As of October 2022 Warhurst is co-host, with Zan Rowe, of the weekly podcast Bang On, "about music, art, life and stuff". Produced by Double J, Bang On won Best Host at the 2024 Australian Podcast Awards.

===Television===
Warhurst appeared on ABC1 in June 2012 with a six-part series, Myf Warhurst's Nice.

Warhurst has captained a team on music quiz show Spicks and Specks from its inception in 2005 until it finished its initial run in 2011, and again after its resumption with special episodes beginning in 2018, and as a full-time show in 2021.

Her other television work has included hosting triple j tv and the December 2006 special My Favourite Album.

She was a regular presenter on The Project.

From 2017 to 2022, Warhurst, along with Joel Creasey, was announced as one of Australia's commentators for Eurovision - Australia Decides, the local broadcast of the Eurovision Song Contest.
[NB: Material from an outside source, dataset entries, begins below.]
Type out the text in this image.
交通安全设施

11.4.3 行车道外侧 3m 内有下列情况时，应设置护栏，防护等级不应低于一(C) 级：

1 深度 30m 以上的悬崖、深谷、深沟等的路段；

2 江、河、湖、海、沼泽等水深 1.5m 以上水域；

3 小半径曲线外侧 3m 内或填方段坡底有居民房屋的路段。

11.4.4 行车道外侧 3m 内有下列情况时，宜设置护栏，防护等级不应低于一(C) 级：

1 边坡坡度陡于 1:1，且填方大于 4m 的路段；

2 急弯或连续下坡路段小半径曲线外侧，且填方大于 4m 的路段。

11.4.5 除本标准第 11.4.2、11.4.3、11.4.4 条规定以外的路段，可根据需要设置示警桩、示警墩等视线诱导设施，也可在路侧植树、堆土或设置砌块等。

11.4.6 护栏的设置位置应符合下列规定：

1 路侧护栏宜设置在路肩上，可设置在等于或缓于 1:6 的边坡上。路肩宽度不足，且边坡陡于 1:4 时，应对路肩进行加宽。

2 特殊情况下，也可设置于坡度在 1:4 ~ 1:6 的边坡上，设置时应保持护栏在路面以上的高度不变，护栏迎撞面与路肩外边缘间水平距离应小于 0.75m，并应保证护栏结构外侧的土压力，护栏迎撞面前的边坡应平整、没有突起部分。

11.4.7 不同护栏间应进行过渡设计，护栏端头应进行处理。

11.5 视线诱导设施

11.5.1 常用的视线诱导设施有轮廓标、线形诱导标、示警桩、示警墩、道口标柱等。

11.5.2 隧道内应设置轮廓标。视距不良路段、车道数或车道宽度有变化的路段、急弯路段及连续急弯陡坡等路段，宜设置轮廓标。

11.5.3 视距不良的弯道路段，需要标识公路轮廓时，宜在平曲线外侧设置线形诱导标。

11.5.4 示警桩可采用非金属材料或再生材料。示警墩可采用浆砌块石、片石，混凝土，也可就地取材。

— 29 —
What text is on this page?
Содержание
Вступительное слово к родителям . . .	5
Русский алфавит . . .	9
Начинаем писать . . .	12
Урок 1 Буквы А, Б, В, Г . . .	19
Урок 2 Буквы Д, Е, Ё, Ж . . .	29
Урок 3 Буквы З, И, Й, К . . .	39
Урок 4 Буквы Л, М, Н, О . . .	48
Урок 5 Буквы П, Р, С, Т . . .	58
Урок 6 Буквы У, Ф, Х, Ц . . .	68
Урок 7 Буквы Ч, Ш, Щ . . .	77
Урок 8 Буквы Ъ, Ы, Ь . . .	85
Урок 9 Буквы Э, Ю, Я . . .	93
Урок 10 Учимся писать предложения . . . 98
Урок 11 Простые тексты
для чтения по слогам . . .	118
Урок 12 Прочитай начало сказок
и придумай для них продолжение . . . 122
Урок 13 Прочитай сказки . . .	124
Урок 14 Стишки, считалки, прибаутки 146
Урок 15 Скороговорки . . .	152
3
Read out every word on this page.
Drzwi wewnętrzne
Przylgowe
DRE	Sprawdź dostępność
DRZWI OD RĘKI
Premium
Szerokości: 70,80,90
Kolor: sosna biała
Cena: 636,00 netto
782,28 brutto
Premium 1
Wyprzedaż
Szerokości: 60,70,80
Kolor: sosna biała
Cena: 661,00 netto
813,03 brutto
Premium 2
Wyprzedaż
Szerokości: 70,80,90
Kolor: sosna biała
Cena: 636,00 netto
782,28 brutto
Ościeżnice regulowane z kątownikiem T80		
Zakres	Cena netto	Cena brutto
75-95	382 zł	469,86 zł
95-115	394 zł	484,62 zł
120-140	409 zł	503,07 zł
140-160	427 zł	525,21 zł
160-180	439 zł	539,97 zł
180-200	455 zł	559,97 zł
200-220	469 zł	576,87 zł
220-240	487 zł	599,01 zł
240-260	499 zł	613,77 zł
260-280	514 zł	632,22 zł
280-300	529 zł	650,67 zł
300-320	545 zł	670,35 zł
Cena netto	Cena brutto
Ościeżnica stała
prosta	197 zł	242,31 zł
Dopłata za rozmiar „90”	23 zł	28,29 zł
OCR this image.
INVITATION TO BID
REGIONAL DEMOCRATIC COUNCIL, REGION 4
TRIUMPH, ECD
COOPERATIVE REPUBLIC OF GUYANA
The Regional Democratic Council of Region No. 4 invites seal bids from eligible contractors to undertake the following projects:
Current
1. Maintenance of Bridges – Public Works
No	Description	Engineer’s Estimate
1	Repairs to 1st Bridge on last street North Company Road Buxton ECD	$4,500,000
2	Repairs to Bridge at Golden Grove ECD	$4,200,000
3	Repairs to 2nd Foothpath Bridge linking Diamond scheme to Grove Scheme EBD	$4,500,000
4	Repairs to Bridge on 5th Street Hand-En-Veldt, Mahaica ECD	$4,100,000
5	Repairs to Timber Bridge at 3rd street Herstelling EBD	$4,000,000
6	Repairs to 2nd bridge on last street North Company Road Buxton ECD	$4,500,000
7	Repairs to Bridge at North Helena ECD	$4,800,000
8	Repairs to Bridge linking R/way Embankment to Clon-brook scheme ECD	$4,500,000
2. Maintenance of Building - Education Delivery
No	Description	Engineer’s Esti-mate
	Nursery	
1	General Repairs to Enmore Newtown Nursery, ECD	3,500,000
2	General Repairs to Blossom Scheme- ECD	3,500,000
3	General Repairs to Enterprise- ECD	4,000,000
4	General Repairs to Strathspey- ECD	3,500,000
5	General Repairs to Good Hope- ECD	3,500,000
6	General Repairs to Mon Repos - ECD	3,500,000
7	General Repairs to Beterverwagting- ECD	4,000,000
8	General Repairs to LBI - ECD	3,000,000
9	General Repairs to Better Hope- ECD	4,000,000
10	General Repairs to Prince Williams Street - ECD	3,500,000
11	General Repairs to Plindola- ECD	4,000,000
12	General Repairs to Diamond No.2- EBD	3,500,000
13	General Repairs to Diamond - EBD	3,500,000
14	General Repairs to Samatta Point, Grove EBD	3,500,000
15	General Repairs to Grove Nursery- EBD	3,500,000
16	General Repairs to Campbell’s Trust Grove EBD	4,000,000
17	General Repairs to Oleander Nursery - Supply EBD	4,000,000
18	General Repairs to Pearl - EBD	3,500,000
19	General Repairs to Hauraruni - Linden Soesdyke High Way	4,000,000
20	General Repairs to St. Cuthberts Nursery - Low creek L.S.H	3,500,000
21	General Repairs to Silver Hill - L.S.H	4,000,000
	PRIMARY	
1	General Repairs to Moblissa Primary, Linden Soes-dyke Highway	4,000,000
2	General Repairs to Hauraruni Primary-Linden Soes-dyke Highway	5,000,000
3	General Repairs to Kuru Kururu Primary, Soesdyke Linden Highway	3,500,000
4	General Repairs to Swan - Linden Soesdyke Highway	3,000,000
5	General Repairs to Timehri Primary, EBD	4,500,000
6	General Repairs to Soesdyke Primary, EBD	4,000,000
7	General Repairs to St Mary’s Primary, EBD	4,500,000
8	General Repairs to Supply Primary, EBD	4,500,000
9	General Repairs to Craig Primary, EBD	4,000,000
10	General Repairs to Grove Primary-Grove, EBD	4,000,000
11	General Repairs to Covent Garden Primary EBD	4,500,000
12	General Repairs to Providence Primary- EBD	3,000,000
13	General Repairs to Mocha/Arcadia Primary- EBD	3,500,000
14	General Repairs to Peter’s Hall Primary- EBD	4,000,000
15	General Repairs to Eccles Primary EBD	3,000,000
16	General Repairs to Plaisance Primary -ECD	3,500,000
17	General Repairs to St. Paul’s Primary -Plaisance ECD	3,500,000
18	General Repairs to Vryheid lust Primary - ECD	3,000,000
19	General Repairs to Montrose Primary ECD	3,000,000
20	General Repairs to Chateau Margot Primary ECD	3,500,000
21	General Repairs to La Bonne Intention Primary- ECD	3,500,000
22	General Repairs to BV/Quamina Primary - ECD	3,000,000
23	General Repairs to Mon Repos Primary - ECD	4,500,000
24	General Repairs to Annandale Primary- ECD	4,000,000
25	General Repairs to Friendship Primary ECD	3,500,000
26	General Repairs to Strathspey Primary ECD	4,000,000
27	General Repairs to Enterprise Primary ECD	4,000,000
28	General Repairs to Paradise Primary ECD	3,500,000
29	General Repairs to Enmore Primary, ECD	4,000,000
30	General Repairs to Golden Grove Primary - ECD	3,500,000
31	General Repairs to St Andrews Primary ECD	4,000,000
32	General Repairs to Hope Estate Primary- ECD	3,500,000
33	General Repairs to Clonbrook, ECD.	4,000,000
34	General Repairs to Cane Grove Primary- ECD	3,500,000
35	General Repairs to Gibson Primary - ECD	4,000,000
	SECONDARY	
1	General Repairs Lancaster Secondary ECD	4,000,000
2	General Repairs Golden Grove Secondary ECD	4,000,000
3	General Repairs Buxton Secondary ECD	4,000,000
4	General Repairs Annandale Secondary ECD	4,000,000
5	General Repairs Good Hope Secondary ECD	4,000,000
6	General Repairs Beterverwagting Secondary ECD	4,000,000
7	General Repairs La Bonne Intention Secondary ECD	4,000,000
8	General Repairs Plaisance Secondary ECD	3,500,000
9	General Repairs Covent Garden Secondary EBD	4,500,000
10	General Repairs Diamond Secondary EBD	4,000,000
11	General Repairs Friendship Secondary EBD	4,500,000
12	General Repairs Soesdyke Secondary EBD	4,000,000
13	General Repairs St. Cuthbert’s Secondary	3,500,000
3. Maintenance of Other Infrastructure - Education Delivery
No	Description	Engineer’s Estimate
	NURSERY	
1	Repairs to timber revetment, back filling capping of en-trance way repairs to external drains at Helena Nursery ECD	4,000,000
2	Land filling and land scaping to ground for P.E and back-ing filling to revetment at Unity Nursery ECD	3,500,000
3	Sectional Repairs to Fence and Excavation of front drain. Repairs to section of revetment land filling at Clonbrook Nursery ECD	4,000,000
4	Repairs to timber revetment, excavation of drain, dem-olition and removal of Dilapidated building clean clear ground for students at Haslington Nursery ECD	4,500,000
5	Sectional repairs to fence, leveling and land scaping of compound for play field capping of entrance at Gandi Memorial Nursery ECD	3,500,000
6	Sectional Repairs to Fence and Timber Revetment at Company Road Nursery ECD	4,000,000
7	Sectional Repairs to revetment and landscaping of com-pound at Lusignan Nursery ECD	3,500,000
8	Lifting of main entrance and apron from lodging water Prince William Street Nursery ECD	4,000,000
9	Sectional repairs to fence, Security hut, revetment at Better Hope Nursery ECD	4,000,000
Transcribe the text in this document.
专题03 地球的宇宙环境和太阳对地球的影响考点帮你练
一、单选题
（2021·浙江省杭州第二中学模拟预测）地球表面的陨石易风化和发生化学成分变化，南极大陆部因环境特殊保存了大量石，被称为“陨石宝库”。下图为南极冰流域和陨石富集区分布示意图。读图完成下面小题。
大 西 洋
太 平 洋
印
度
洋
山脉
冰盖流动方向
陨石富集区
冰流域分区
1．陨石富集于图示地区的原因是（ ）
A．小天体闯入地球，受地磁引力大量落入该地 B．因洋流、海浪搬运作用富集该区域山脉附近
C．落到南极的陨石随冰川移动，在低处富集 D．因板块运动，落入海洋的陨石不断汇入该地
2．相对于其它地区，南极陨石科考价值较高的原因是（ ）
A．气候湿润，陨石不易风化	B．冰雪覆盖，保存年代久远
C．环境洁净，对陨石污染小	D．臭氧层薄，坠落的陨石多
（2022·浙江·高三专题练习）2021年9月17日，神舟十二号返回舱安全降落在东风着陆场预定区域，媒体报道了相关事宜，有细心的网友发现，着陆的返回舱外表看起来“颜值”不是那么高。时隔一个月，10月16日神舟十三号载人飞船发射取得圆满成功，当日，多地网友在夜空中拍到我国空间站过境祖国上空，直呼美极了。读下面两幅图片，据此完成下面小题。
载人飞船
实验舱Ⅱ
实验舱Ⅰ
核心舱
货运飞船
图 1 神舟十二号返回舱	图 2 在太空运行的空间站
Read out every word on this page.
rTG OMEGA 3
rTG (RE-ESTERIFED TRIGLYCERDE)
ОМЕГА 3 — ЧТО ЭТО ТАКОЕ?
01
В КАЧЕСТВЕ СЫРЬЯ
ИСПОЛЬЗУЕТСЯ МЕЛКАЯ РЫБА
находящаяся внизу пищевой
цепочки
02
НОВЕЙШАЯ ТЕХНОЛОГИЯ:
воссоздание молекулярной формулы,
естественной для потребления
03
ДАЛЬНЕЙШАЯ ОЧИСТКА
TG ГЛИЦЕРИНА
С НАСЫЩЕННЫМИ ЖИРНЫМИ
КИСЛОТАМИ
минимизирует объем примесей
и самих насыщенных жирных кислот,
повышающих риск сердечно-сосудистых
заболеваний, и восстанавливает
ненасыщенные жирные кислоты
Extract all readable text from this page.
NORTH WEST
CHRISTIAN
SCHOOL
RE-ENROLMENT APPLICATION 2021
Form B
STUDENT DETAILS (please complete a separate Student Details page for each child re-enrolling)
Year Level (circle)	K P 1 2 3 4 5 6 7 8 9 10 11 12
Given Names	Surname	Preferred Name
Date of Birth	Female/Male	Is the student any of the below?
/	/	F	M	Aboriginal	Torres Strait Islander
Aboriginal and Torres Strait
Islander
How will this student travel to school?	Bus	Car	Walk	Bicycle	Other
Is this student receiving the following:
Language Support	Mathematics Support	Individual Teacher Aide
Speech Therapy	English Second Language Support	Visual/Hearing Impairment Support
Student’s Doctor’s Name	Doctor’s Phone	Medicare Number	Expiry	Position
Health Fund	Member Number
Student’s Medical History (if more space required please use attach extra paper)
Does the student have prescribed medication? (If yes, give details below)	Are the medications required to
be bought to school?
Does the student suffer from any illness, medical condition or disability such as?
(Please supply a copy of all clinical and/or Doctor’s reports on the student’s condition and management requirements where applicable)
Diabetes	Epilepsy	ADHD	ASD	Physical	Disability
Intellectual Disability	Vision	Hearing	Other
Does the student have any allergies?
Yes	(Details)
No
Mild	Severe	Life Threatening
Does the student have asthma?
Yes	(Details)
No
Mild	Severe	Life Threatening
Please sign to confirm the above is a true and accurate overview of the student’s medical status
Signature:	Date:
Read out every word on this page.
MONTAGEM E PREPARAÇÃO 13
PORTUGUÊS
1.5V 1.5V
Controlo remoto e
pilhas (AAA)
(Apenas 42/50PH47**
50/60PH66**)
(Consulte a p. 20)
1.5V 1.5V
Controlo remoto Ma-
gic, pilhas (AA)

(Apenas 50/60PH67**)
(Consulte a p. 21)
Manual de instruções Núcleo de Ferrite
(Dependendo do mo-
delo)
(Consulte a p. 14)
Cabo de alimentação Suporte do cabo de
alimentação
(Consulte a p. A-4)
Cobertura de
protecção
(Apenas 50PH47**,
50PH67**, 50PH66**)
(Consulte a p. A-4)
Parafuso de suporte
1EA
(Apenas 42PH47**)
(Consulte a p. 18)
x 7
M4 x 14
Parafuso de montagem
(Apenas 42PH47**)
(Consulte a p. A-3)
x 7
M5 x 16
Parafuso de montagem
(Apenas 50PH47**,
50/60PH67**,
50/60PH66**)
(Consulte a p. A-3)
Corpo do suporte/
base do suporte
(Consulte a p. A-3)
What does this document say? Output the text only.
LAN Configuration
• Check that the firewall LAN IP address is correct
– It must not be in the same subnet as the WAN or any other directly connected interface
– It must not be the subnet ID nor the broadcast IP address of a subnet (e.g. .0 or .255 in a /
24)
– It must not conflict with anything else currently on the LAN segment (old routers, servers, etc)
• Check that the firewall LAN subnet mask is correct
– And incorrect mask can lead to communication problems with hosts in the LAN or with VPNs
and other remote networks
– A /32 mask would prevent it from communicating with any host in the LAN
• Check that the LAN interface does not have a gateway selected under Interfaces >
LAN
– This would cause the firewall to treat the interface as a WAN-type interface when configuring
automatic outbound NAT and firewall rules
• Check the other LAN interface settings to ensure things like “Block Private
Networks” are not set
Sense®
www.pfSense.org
Warhurst also appeared as a guest quiz master on Have You Been Paying Attention?.

Since 2018, she has voiced the animated characters of Aunt Trixie and Indy's Mum, in the ABC Kids television program Bluey.

In 2023, she hosted Meet the Neighbours for SBS TV and Blackfella Films.

In 2024, she hosted a series on ABC TV and ABC iview called The Truth about Menopause. In 2025, she appeared as a contestant on Claire Hooper's House Of Games.

Warhurst appeared as guest host on ABC documentary series Back Roads in 2025, presenting two episodes for the show's 11th season.

=== Writing ===
In 2022, Warhurst published her memoir Time of My Life.

==Guest appearances==
Warhurst has occasionally appeared on Rove, and was a special presenter on RMITV's The Loft Live.

In January 2020, Warhurst participated in the sixth season of the Australian version of I'm a Celebrity...Get Me Out of Here!.

She was the focus of the second episode of season 13 of the Australian version of Who Do You Think You Are?, first aired on 28 June 2022, revealing a connection to iconic Australian musician John Farnham.

In August 2022, Warhurst was interviewed by Virginia Trioli on radio, in which she talked about receiving training to become a foster parent.

In October 2022, she appeared on Fran Kelly's TV show Frankly.

In 2023, Warhurst appeared as the narrator in The Rocky Horror Picture Show alongside Jason Donovan.

==Awards==
Spicks and Specks twice won the Logies' Most Outstanding Light Entertainment Program.

The irreverent TV Fugly Awards (in its "Good Categories") awarded Warhurst as their Most Spankable Female TV Personality in 2007 & 2008.

She won Best Host at the 2024 Australian Podcast Awards for Bang On.